We're three weeks into January, and New Year's resolutions are already dropping faster than a lapsed gym membership. If you're reading this blog, it's safe to guess that "learn a musical instrument" has appeared somewhere on your list in the last 20 years or so. Worry not, CHIRP listeners: this is the year you finally pick up that guitar/trumpet/mountain dulcimer, and we've got the inspiration to help. Five kinds, actually, all provided by musicians associated with Chicago's Old Town School of Folk Music. It may take more than a year to catch up to John Prine, but with this list, you'll be equipped to power through.
1) Steve Goodman
The lion of Chicago's folk music scene stood only 5'2", but his voice extended far beyond his slight frame and the city where he sand. Steve Goodman wrote "City of New Orleans" when he was just 23, turning the sights and sound of a downstate rail trip into a hit for Arlo Guthrie and a coming-out party for his own massive talent.
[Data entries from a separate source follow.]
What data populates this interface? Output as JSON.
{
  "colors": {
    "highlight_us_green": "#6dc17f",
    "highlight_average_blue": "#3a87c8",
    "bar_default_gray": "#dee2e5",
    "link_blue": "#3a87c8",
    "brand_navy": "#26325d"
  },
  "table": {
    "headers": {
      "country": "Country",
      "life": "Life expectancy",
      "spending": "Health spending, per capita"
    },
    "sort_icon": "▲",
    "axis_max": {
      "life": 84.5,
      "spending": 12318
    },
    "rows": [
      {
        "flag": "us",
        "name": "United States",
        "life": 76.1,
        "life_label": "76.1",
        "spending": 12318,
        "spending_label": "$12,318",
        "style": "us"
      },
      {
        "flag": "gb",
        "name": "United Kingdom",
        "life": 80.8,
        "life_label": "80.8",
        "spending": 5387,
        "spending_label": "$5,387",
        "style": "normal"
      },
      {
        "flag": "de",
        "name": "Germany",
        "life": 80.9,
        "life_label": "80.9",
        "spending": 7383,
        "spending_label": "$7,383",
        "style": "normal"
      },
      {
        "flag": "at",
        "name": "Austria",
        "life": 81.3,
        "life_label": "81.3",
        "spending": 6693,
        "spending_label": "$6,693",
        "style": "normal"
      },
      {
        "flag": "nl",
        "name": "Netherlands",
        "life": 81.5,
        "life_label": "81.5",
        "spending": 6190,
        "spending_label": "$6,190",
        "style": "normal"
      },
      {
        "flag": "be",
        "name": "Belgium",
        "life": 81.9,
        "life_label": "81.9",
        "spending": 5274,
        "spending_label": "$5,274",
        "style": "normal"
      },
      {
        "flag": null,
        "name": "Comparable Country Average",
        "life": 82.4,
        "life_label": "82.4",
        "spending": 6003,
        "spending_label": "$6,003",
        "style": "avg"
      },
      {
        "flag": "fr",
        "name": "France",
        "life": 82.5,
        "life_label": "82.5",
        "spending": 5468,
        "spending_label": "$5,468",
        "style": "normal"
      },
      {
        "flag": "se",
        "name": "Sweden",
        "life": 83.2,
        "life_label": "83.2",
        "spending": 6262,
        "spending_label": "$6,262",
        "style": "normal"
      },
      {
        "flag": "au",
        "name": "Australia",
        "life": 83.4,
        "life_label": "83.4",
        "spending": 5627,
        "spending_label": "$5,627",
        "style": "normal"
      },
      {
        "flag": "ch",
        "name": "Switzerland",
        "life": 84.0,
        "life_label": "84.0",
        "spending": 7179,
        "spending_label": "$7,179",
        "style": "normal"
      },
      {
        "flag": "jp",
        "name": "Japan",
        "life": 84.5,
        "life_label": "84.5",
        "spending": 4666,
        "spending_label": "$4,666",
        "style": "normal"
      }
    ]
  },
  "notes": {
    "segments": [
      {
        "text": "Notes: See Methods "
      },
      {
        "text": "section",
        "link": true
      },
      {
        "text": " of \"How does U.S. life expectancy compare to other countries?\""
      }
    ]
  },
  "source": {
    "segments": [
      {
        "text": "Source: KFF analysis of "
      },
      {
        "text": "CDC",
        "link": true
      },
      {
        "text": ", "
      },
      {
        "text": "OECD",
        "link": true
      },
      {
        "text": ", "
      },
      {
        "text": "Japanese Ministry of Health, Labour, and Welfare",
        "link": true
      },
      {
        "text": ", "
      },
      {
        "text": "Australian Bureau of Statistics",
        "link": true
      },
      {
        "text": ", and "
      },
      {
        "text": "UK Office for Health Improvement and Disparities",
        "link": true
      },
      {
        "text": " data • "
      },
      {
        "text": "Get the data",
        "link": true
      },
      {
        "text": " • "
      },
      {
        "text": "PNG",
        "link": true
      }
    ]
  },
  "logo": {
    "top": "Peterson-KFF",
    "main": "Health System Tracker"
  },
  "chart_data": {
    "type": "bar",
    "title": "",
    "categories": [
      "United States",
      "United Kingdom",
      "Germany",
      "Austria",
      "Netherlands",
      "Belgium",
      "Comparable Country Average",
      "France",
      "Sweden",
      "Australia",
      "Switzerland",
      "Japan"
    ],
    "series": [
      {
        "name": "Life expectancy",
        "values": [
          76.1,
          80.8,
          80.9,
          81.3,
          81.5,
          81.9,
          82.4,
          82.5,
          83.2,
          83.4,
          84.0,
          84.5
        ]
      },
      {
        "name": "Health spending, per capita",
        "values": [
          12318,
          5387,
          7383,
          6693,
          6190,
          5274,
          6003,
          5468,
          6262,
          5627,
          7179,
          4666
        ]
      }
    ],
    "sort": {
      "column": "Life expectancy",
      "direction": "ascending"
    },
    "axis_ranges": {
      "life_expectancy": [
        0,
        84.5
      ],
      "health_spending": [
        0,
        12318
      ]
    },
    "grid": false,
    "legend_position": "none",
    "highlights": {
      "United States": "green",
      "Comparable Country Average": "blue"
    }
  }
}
Stricken with leukemia for most of his professional career, Goodman embraced the fun side of folk, becoming known for witty, insightful lyrics that nonetheless often contained a little politcal bite at their center. He also looked swell in that cowboy hat, as the video above proves.
2) John Prine
Back in December, I hosted a Christmas sing-along party for a bunch of friends. While everyone's song turned out great, the one that hit me the hardest emotionally was "Christmas In Prison," sung in an aching tenor by my friend Cody. I didn't realize it was by John Prine at the time, but when I found out, I wasn't surprised. Coming up in the same cohort as Steve Goodman, Prine had a knack for the same kind of winking jokiness, but was always able to turn things serious when the mood required. His '70s output stands tall amid the accomplishments of any other American singer-songwriter of the era, an accomplishment that makes his leisurely release schedule of the past few decades all the more forgiveable.
3) Bonnie Koloc
In an alternate universe somewhere, Bonnie Koloc is just as famous as Joni Mitchell. All of her Ovation records from the 1960s and '70s are still in print, and young women put songs like "My Aunt Edna" on mixtapes for their artsy crushes. In our universe, Koloc remains a local secret, known only to the Chicago folk faithful and those from out of town who were smart enough to listen the first time. She still pops up in Chicagoland for concerts, if you know where to look, showing off the delicate songcraft and powerful voice that earned her recognition as the equal of Goodman, Prine, and anybody else in Illinois who happened to own a guitar. I'd keep an ear open, if I were you.
4) Bob Gibson
Bob Gibson had plenty of famous friends. During his days on the folks scene in the 1950s and '60s, he helped discover Joan Baez, palled around with Shel Silverstein, and built a house with Pete Seeger. When he wasn't socializing, Gibson spent his time championing the old-style traditional folk still sung at music circles and hootenanies today. Gibson might be called Chicago's answer to Dave Van Ronk, a powerful musician sometimes overshadowed by the more famous names that he influenced. Still, if that's the worst thing you can say about a guy, his legacy's in a pretty good place.
5) Big Bill Broonzy
All of the previous artists on this list studied at the Old Town School of Folk Music, but only Big Bill Broonzy taught there. Although his tenure was brief (the school opened in the winter of 1957, and Broonzy died in the summer of 1958), Broonzy's acclaimed folk blues added an air of legitimacy to the school's opening year. The job was the natural culmination for his dedication to folk, and to Old Town School founder Win Stracke; in the 1940s, Broonzy lent his voice to Stracke's I Come For To Sing, a touring revival show narrated by fellow Chicago legend Studs Terkel. Although commercial success often eluded him during his lifetime, Broonzy bridged the gap between the singers of the country blues tradition and the younger artists who were listening to that work on old 78s. His impact can still be felt in the folk songbook today, and in every rock guitarist who ever decided to rip off a blues riff.